Rossi M L, Bevan J S, Esiri M M, Hughes J T, Adams C B
Department of Neuropathology, Radcliffe Infirmary, Oxford, England.
J Neurosurg. 1987 Nov;67(5):768-72. doi: 10.3171/jns.1987.67.5.0768.
Tumors of the posterior pituitary are rare and the previous nomenclature has been confusing. A 40-year-old man presented with visual failure and disconnection hyperprolactinemia (830 mU/liter) due to a large invasive pituitary tumor shown to be a pituicytoma (pilocytic astrocytoma).

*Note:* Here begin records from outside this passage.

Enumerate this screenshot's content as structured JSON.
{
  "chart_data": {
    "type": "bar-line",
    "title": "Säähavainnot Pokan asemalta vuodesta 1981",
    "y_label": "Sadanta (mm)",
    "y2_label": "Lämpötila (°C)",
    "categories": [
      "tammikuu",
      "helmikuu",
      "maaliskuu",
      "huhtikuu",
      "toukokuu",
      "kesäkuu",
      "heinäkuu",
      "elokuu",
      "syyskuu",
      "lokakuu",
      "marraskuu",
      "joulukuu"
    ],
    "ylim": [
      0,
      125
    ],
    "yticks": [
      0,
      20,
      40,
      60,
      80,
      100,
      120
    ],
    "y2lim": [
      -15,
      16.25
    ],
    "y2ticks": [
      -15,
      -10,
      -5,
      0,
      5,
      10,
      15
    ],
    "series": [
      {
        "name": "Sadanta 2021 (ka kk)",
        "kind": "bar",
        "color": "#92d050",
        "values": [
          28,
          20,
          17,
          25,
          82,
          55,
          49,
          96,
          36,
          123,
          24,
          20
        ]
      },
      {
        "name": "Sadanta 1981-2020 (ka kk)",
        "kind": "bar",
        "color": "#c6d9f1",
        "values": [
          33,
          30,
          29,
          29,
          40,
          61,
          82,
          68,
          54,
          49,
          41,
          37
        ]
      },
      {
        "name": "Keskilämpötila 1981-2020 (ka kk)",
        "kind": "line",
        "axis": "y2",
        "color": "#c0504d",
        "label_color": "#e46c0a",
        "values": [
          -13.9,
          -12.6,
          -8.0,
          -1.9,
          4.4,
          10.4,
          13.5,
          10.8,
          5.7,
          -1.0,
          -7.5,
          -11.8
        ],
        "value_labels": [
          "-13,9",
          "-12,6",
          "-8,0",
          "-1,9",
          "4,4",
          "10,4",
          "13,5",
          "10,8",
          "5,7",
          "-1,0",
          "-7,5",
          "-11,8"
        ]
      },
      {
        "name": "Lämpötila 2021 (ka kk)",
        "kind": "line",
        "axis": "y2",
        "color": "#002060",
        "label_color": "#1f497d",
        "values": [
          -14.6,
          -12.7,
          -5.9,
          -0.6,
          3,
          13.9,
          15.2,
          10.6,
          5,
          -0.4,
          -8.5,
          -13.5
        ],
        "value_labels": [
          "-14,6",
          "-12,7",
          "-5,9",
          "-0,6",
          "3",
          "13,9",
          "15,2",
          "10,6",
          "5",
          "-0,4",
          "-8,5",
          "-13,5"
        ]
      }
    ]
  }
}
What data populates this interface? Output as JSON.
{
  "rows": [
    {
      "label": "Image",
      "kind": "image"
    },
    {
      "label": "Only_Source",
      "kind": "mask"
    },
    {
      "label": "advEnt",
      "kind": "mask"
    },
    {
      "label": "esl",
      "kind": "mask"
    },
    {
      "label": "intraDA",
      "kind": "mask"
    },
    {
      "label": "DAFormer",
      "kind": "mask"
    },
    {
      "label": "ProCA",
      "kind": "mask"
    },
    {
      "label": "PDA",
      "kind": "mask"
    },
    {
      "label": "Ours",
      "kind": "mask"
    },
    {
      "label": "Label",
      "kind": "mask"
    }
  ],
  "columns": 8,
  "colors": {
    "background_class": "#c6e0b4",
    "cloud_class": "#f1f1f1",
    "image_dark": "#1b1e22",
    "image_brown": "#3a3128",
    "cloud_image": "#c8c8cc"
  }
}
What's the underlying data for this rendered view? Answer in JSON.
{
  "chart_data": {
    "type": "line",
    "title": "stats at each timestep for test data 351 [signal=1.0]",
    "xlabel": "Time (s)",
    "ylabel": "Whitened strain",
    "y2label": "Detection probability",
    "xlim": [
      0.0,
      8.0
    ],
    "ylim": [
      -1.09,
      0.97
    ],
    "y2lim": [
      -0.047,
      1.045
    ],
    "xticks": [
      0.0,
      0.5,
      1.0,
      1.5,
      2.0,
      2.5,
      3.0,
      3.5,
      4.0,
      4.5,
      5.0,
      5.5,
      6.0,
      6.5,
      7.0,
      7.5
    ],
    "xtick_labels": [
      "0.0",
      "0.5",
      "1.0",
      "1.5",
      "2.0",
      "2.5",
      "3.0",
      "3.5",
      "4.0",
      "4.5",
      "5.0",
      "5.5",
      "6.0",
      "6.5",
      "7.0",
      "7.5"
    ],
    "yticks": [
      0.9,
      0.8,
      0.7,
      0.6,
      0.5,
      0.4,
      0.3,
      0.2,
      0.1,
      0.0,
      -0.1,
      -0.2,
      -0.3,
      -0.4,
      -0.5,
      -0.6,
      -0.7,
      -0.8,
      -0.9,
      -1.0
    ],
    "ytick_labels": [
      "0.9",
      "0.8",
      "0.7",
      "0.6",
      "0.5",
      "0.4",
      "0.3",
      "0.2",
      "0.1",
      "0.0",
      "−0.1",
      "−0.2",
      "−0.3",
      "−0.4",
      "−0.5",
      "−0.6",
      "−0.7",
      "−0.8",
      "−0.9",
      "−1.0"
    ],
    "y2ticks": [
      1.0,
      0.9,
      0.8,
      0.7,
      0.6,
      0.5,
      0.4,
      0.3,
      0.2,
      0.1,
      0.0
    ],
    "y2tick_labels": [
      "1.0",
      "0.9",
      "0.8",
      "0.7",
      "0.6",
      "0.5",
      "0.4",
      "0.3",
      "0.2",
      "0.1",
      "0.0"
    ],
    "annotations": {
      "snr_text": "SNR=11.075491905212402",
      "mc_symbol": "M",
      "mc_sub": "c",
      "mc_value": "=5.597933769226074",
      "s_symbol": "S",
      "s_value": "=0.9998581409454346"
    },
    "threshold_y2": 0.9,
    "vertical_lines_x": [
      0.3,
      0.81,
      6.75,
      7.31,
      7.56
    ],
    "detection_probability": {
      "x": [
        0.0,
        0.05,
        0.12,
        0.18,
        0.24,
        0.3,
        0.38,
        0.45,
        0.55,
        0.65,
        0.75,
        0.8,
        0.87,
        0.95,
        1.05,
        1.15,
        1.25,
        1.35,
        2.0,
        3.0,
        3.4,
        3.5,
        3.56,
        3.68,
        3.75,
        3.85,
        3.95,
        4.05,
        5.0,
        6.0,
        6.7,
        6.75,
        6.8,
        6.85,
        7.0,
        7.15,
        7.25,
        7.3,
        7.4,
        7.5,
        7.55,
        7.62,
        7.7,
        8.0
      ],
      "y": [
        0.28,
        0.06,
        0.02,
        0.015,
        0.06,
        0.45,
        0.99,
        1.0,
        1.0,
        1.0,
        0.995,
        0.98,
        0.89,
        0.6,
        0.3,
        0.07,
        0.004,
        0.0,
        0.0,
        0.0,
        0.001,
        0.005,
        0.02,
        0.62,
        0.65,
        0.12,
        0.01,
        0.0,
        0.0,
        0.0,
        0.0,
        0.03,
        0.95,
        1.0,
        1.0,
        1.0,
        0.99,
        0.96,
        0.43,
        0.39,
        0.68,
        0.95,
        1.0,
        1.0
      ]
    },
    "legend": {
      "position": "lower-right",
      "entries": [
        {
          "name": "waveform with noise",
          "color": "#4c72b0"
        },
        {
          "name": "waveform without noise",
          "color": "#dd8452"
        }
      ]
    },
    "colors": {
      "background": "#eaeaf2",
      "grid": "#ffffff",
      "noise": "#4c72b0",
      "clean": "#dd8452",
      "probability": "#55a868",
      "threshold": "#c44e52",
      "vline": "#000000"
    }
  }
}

Its astrocytic nature was confirmed by positive immunostaining for glial fibrillary acidic protein and the finding of cytoplasmic filaments on electron microscopy. This case report contains the pathological description of a pituicytoma and illustrates that a non-adenomatous pituitary lesion may masquerade as a pituitary adenoma. Large pituitary lesions associated with serum prolactin concentrations of less than 3000 mU/liter require early surgical biopsy.
垂体后叶肿瘤罕见,以往的命名一直令人困惑。一名40岁男性因巨大侵袭性垂体肿瘤出现视力减退和分离性高催乳素血症(830 mU/升),该肿瘤经证实为垂体细胞瘤(毛细胞型星形细胞瘤)。通过胶质纤维酸性蛋白免疫染色阳性以及电子显微镜下发现细胞质细丝,证实了其星形细胞性质。本病例报告包含垂体细胞瘤的病理描述,并表明非腺瘤性垂体病变可能伪装成垂体腺瘤。血清催乳素浓度低于3000 mU/升的大型垂体病变需要早期手术活检。